Although Mark’s background includes many types of tectonic environments, his recent research and consulting interests are focused on the styles and processes of salt tectonics, salt-sediment interaction, the geometry and kinematics of fold-and-thrust belts, and the applications to petroleum exploration. He is the author or coauthor of over 60 papers and 120 abstracts, is the regular instructor for AAPG’s Salt Tectonics school, and has been an AAPG Distinguished Lecturer.

ABSTRACT

SLOPES, BASIN FLOORS, DIAPIRS, AND CANOPIES: REGIONAL-SCALE SALT-SEDIMENT INTERACTION IN THE NORTHERN GULF OF MEXICO AND THE SCOTIAN OFFSHORE

Rowan, Mark G.- Rowan Consulting, Inc. 850 8th St., Boulder, CO, 80302, United States

Salt diapirs and allochthonous canopies are well known from the northern Gulf of Mexico and the Nova Scotian offshore. Canopies can be divided into two end-member styles: salt-stock canopies, in which the canopy is linked to the autochthonous salt layer by vertical feeder diapirs and intervening minibasins are characterized by turtle structures; and salt-tongue systems, where the canopies are connected to the deep layer by counterregional welds that have basinward-dipping expulsion-rollover structures in their hanging walls.

The fundamental difference between the two styles is the degree of asymmetry. In salt-stock canopies, diapirs grow vertically and spread radially before amalgamating, and sub-canopy withdrawal geometries tend to be symmetrical. In salt-tongue canopies, diapirs grow up and basinward and extrude basinward, and the withdrawal basins are correspondingly asymmetric. Because both diapirs and allochthonous bodies grow passively at the sea floor, the simplest explanation for the difference is the slope of the sea floor. If it is horizontal, there will be no preferred direction of growth and extrusion, resulting in vertical diapirs and salt-stock canopies. If the sea floor slopes, diapirs will lean basinward and extrude salt tongues basinward. Thus, the structural style is largely determined by the evolving bathymetric profile of the passive margin, which in turn is controlled by the history of sediment progradation.
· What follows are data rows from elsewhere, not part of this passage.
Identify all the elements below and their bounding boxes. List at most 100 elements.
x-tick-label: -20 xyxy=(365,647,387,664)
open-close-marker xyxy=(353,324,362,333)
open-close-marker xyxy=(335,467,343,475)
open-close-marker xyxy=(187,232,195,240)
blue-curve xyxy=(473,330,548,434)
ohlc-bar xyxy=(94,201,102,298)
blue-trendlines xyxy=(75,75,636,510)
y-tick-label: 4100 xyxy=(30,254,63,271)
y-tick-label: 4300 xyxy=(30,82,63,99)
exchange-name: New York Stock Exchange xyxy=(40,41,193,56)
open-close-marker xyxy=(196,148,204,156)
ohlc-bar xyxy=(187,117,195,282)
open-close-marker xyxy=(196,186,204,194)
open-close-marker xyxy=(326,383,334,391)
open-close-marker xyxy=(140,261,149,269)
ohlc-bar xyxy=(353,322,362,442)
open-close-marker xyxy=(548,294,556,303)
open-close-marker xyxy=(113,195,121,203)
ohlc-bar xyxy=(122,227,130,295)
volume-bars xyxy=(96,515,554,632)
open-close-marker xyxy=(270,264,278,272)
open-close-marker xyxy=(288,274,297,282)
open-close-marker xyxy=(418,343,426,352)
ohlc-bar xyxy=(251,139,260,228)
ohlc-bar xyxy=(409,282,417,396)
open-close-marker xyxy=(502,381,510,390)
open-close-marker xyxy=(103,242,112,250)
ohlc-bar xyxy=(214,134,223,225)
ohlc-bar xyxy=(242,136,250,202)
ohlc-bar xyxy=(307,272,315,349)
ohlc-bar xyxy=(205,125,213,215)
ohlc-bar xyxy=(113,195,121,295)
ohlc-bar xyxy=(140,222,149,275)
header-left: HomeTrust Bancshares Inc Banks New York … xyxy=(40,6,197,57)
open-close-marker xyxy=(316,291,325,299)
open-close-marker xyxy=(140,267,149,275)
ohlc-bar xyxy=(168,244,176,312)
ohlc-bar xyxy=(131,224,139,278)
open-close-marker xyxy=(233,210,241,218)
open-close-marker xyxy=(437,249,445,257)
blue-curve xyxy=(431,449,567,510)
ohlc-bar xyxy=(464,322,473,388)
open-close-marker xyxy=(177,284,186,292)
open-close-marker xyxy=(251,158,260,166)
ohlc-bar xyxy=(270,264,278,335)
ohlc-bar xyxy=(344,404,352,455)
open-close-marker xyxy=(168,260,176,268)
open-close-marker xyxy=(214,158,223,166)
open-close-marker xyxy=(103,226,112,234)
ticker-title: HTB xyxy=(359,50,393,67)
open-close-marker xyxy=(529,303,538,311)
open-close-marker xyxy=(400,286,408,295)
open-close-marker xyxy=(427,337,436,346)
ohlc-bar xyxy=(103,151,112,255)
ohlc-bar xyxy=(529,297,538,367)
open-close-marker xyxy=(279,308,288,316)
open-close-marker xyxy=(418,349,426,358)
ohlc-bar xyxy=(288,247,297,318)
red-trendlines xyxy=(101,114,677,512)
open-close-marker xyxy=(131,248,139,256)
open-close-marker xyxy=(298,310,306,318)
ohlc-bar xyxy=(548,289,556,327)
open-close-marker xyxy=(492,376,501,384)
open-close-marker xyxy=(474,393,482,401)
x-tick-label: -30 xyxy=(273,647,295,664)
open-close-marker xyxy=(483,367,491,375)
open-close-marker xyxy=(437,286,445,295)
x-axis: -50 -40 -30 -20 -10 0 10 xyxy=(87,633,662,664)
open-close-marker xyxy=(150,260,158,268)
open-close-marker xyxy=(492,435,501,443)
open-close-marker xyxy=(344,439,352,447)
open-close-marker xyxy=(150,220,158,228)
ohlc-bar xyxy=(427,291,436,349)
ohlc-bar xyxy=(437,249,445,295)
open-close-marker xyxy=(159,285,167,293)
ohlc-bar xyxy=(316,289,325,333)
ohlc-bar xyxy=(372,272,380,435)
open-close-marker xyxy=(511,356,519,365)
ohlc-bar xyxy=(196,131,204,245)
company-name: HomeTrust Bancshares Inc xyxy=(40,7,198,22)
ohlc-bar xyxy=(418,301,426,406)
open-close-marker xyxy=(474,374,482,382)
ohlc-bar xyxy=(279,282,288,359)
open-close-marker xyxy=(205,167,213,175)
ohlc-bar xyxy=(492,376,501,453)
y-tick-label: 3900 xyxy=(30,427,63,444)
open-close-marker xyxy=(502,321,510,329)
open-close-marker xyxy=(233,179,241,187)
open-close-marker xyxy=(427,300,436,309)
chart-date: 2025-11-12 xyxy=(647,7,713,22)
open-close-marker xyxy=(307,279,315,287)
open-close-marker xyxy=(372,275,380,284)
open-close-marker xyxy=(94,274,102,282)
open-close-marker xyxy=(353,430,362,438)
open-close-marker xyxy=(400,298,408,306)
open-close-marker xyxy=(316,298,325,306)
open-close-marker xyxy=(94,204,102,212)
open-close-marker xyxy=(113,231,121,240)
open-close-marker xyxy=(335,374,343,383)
In the northern Gulf of Mexico, a regional boundary between more proximal salt-tongue canopies and more distal salt-stock canopies roughly parallels the margin and probably represents a long-lived base of slope initially established during Paleogene Wilcox deposition. In the Scotian deepwater, a similar boundary is oriented highly oblique to the margin, with vertical diapirs to the southwest (Shelburne Subbasin) and salt-tongue canopies to the northeast (Sable Subbasin). The structural boundary is located along the southwestern edge of the Upper Jurassic to Lower Cretaceous Mic Mac and Missisauga progradational system, and thus represents a lateral boundary to a broad slope to the northeast, with a basin floor along strike to the southwest. One of the key applications of this model is that it can be used to estimate the paleo-toe of slope and thus regional turbidite facies distribution, with channelized slope facies dominant in areas of salt-tongue canopies and ponded basinal facies more likely in areas with vertical diapirs and salt-stock canopies.